In a landmark move, SEBI has reclassified REITs as equity instruments but what does this really mean for us?
REITs were earlier classified as “hybrid securities” which is basically a mix of debt and equity (InVITs are still hybrid). This move has been brought to align with global practices and for greater inclusion in equity indices and mutual fund allocations.
𝟭) 𝗛𝗼𝘄 𝘁𝗵𝗶𝘀 𝗰𝗼𝘂𝗹𝗱 𝗰𝗵𝗮𝗻𝗴𝗲 𝘁𝗵𝗲 𝗥𝗘𝗜𝗧𝘀 𝘀𝗰𝗲𝗻𝗮𝗿𝗶𝗼?
- REITs will now be eligible for more mutual fund participation.
- There will be increased participation by Institutional and Retail Investors.
- Investors can now view REITs alongside other equity assets which will improve transparency and hence confidence of investors.
- More easily accessible and liquid accelerating their acceptance in Indian portfolios.
𝟮. 𝗡𝗼 𝗙𝘂𝗻𝗱𝗮𝗺𝗲𝗻𝘁𝗮𝗹 𝗦𝗵𝗶𝗳𝘁 𝗶𝗻 𝘁𝗵𝗲 𝗠𝗼𝗱𝗲𝗹
- REITs will still earn and distribute rental/lease income from properties, not corporate profits.
- The product remains about steady yields with moderate growth, not the multibagger returns of equity.
- Taxation stays the same- REITs already enjoyed equity-like capital gains rates.
𝟯. 𝗙𝗗 𝘃𝘀 𝗥𝗘𝗜𝗧𝘀
- FD: 7% interest, but fully taxed at slab rates which translates at 4.9% post-tax for 30% bracket.
- REITs: 5–7% distribution yield + 5–7% capital appreciation
12% potential total returns.
This shows that REITs are in a position to offer much better returns than FD but most of us are not aware.
- There are a few risks involved such as -
1) Valuations are sensitive to interest rate cycles
2) Rental growth depends on demand-supply balance.
𝟰. 𝗘𝘃𝗼𝗹𝘃𝗶𝗻𝗴 𝗠𝗮𝗿𝗸𝗲𝘁 𝗼𝗳 𝗥𝗘𝗜𝗧𝘀
- India has only five listed REITs today, versus dozens in mature markets like the US or Singapore.
- The future though looks promising with retail malls, warehouse and even data centres lining up.
- Tier-2/3 cities could become the next growth hotspots as organised retail and GCCs expand.

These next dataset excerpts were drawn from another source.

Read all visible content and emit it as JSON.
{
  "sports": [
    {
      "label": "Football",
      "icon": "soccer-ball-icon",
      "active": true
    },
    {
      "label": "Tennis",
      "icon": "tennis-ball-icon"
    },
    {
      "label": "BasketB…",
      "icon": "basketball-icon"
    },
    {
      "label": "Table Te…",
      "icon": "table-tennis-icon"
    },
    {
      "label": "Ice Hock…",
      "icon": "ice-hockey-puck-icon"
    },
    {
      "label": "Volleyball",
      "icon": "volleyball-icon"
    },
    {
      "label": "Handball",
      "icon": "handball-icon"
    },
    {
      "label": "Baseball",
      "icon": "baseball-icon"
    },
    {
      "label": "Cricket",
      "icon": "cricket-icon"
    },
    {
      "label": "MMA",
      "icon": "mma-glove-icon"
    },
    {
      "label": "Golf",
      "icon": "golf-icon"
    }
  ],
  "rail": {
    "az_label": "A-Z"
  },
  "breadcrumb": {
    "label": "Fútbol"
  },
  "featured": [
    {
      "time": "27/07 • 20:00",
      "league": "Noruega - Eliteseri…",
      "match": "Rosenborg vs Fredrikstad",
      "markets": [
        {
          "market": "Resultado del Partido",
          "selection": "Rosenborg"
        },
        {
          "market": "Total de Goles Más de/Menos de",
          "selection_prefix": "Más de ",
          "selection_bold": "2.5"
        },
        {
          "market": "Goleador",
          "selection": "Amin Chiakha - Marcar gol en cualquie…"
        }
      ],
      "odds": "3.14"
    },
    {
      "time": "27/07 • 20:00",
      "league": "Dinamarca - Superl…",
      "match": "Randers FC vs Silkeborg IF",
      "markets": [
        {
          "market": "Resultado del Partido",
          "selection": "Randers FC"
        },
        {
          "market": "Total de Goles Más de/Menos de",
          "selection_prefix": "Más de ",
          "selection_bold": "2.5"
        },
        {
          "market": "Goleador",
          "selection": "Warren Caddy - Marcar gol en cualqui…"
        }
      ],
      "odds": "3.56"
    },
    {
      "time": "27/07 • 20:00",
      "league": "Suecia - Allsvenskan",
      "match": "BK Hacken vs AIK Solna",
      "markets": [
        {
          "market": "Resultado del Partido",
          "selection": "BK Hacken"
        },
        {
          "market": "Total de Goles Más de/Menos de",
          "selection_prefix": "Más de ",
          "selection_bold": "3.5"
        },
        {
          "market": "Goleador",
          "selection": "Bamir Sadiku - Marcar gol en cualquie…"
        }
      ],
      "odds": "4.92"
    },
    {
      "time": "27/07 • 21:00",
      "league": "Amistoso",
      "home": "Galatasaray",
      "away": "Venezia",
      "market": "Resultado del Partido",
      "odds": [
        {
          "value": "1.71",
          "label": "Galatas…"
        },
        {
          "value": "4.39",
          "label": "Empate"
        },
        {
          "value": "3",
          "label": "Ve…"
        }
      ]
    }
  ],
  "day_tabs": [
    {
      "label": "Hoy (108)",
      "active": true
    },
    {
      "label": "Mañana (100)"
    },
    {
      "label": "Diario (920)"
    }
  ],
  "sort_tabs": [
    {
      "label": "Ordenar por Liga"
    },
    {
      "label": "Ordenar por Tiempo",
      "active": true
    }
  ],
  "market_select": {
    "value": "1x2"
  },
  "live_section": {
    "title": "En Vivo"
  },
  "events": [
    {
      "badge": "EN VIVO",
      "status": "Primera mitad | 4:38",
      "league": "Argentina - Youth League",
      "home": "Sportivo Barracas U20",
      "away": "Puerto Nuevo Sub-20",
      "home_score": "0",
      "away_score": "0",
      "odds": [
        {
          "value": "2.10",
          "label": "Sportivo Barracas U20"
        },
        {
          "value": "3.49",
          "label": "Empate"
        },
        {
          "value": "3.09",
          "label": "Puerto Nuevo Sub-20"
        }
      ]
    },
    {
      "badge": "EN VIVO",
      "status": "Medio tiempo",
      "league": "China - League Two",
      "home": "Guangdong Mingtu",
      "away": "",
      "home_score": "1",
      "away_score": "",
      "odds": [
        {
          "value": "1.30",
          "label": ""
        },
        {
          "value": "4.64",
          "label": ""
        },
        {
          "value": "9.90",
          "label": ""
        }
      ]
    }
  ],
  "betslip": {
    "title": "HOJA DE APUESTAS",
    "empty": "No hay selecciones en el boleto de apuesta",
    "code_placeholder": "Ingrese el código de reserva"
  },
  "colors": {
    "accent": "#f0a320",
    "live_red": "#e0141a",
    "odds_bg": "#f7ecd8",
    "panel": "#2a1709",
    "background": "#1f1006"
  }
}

𝟱. 𝗡𝗲𝗲𝗱 𝗼𝗳 𝗮 𝗥𝗼𝗯𝘂𝘀𝘁 𝗠&𝗔 𝗙𝗿𝗮𝗺𝗲𝘄𝗼𝗿𝗸
- Compared to the well-developed M&A and corporate action framework for listed equities, the regime for REITs and InvITs is still nascent.
- REITs/InvITs are governed by SEBI’s 2014 regulations.
- SEBI Regulations do not adequately address modern, complex trust-level mergers
What’s needed?
1) A dedicated takeover code for REITs/InvITs defining open-offer triggers, control and sponsor transition rules.
2) Clear provisions on promoter/de-promoter status to ensure smooth exits.
SEBI’s reclassification of REITs is a strong step towards making them more attractive for investors. Yet, the journey is far from over, especially with the need for a robust M&A framework to support scale and consolidation.